Было и еще несколько собеседований подобного рода. Пройдя таким образом «предварительный ликбез», я мог уже на равных разговаривать со своими коллегами по несостоявшейся конференции в Грозном. А после этой конференции вполне мог взять следующей темой плановой монографии (если бы мне разрешили это) «Социология теневой экономики» настолько хорошо был подготовлен к более основательному изучению этого предмета.
Главное, что я понял в этой разновидности экономики «пирамида». Это когда где-то возникает дефицит или запрет (без чего «теневая экономика» мгновенно исчезает в «световой»), когда кто-то именно за этот дефицит или запрет вытягивает из тебя лишнюю копейку, на которую тут же набрасывается стая ворон полетом повыше и покруче.
Так что не зря конференцию по «теневой экономике» спустили на тормозах, да еще бумажки от нее на всякий случай спрятали подальше."
Это только один повар и один завуч а сколько еще таких же поваров и завучей по всей стране великой осталось непойманными?

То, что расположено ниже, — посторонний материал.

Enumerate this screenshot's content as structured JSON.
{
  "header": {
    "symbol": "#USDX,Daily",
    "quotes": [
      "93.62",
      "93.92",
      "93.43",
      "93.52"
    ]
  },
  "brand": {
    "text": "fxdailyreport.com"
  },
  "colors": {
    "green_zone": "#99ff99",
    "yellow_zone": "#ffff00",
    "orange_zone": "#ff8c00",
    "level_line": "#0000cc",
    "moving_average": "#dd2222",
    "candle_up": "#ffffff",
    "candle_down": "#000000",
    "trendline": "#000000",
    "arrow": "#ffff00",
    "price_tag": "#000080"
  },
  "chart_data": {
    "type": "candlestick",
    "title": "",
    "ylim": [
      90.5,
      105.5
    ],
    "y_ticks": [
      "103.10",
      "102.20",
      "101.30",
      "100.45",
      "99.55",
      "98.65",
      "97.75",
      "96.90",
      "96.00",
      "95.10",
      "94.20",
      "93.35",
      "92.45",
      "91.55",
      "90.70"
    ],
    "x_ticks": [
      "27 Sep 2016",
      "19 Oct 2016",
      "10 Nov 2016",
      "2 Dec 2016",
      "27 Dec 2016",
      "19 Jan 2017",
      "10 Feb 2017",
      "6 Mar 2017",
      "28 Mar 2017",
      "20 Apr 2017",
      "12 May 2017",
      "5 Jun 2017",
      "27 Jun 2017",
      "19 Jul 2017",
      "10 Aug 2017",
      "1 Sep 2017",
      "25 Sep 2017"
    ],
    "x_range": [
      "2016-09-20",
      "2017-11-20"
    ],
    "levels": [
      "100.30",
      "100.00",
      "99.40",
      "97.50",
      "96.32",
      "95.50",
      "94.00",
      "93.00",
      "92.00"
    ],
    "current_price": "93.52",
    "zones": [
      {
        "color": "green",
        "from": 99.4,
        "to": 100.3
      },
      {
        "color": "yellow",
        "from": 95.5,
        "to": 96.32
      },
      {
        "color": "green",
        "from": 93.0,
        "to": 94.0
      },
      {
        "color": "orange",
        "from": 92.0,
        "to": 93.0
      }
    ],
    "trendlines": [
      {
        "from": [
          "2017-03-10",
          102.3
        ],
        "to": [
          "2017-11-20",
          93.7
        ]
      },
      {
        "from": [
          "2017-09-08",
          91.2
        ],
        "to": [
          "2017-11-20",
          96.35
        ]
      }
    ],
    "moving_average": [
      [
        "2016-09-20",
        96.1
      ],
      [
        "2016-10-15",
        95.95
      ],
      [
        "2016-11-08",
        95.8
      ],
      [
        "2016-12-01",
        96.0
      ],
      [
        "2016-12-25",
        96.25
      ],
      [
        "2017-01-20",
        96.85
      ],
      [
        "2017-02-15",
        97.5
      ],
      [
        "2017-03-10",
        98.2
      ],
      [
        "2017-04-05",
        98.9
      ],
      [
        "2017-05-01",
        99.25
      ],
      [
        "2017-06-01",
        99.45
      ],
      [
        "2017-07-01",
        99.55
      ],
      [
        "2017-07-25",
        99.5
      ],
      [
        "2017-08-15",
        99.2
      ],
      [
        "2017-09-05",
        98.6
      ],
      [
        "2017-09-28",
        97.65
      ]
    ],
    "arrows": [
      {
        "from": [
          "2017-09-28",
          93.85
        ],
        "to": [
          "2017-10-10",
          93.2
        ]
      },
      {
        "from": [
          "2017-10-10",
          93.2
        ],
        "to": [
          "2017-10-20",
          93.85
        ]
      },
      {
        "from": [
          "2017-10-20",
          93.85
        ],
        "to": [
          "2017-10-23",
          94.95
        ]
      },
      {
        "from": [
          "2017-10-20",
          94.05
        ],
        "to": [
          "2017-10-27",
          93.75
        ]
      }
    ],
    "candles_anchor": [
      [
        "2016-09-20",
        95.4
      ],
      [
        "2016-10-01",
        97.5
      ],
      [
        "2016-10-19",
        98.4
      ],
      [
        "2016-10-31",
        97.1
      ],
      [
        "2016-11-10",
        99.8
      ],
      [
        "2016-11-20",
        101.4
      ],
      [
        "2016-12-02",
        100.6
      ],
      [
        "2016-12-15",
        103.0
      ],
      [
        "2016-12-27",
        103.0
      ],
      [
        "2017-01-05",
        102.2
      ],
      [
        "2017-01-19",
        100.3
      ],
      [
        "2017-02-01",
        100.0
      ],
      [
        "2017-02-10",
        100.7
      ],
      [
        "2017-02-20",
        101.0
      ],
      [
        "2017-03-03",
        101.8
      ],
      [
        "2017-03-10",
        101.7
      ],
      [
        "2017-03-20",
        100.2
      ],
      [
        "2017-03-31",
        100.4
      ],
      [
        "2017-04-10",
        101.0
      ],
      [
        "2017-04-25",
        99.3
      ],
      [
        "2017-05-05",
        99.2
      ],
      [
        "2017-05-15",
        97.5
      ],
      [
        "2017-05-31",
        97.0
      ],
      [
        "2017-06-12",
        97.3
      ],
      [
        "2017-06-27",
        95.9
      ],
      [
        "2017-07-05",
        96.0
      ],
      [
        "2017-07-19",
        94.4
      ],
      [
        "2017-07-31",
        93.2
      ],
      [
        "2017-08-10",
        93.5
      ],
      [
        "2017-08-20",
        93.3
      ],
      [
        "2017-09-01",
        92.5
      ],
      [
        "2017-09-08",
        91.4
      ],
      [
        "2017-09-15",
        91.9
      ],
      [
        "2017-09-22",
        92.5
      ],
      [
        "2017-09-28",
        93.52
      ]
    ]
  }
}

Страна жила по своим неписанным законам, в котором спекуляция и то, что называлось «рвачество» (то есть повышенный заработок на конъюнктуре) были не преступлением, а доблестью, жены пилили мужей, если они никак не урывали, и сами покупали дефицит с черного хода магазина, питая деньгами теневую экономику. В любой нормальной стране большая часть той экономики, что в СССР была теневой была бы официальной, люди работали бы на себя, платили налоги, и всем было бы хорошо. Но в СССР само занятие предпринимательством было уголовно наказуемо, выталкивая в тень и тех, кто хотел работать честно, но на себя а в тени уже ждал настоящий криминал. Потому, в отличие, от тех же США быт СССР принципиально отличался своей криминализованностью. В США или в ФРГ или где еще, если тебе надо кусок мяса ты идешь и покупаешь его. В СССР ты должен был найти знакомого мясника и купить мясо с черного хода магазина, заплатив за него втридорога и «черным налом». Чтобы этого нала у тебя хватало ты вынужден жить не на зарплату, занимаясь либо мелким воровством, либо спекуляцией, либо незаконной предпринимательской деятельностью последнее тоже статья. То есть ты в принципе выбираешь жизнь вне закона и в ней живешь. В странах Запада такую жизнь выбирали единицы, у нас все кто хотел есть мясо не только по праздникам, то есть большая часть страны. А если человек выбрал такую жизнь, то ему в будущем проще будет совершить и другие преступления, например, стать крупным коррупционером. И становились. Брежневский СССР своим бытом разрушил моральный стержень у большей части населения. И это для будущих реформ стало большой проблемой если ворам дать свободу они будут воровать.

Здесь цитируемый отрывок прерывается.